There are other areas in which the benchmarks are unclear. What, for instance, should we believe about the proper constraints on free speech? Here we must feel our way, using Gandhi’s dictum and recognizing the various others who are affected by our speech. And in feeling our way, we recognize that we often fail. Perhaps this is why believing in absolute freedom is so tempting — if we follow that path, we are always “right,” which is easy.

One of the authors, in designing the TV show “The Good Place,” came to the conclusion that a key ethical concept is that of trying. (Which author this was — the professional TV show runner or the other guy — we will leave as an exercise for the reader.) We try to believe rightly about choices and actions that affect other people. Then, when we fail, we try to do better. It’s not as easy a path, but it’s certainly a more compassionate one, and importantly a more human one.

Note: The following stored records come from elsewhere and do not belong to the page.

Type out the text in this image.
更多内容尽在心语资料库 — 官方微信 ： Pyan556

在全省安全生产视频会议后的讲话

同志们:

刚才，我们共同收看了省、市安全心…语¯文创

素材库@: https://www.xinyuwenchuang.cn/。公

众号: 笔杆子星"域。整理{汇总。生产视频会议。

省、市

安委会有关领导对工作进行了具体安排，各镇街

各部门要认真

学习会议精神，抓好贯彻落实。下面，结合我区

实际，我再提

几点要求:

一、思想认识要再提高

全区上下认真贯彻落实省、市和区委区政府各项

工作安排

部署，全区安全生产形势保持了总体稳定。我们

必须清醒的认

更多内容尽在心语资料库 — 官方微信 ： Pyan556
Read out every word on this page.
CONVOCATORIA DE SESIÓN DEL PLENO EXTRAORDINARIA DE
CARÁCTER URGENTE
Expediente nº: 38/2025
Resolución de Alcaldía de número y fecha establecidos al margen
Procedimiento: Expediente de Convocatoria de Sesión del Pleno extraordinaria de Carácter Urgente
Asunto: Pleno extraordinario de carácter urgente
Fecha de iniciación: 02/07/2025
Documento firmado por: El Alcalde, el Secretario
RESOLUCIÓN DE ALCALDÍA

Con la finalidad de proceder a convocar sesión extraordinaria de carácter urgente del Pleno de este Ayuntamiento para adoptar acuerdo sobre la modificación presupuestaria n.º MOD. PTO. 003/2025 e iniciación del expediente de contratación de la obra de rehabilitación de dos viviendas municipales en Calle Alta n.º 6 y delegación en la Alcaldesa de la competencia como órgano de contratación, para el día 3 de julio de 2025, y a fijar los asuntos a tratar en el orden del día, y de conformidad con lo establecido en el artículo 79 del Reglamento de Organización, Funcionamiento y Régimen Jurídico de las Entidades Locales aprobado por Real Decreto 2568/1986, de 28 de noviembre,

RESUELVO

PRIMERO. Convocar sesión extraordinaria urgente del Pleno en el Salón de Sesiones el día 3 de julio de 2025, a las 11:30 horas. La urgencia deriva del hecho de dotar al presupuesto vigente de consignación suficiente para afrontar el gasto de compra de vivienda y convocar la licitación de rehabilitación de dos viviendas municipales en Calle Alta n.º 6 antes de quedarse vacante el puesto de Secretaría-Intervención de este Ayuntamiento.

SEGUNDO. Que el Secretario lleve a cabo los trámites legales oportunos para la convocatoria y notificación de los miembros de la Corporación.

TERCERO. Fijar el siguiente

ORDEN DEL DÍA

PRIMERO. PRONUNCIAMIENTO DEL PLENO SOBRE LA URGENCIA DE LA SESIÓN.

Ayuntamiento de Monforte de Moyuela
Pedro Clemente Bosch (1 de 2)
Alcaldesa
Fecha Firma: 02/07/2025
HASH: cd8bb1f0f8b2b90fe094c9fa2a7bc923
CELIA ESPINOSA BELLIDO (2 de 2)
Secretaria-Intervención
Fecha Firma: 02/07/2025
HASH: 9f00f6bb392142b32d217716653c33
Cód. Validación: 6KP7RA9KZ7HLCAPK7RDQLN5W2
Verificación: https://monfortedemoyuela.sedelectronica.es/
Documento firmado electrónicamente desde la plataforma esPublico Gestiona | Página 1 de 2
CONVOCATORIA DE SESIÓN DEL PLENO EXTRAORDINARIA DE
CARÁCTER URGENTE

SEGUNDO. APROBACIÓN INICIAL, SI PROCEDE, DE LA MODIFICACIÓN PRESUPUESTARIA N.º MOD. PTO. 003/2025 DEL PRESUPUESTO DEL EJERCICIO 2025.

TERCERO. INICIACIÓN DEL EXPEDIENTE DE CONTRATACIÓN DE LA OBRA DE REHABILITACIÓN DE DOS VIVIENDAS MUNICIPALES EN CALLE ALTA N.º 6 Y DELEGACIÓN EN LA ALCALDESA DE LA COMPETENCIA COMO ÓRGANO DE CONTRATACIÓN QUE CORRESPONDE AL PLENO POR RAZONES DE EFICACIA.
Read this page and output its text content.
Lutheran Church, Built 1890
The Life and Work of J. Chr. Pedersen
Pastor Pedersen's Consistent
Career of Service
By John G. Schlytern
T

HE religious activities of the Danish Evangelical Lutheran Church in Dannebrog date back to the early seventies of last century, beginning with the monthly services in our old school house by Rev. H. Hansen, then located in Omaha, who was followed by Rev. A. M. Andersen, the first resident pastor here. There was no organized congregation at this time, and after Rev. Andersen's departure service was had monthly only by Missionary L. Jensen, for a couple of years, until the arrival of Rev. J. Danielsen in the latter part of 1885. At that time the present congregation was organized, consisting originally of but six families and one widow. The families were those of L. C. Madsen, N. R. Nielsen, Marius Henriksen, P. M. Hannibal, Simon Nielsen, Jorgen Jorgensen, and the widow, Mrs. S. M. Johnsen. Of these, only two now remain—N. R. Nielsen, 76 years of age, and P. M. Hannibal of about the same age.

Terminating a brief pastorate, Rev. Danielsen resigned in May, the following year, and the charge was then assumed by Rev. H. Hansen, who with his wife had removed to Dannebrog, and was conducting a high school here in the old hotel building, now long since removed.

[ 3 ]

This is what we think of as our ur-belief: Before we decide what to believe, we have to believe that other people matter. If we act with this obligation in mind and we fail to get it right, then we have to reconsider, learn more, aim to improve and try again. Our inevitable failures will mean more, and be more productive, if they are grounded in what we might simply call “consideration for other people” — the notion that there are people around us who are affected, directly and indirectly, by so much of what we believe and say and do.

Conversely, if we act only out of a sense of unlimited personal freedom, our failures will mean nothing. The refusal to recognize that we have obligations to others and that our beliefs and our behavior should respond to that recognition, is one we allow ourselves at our peril.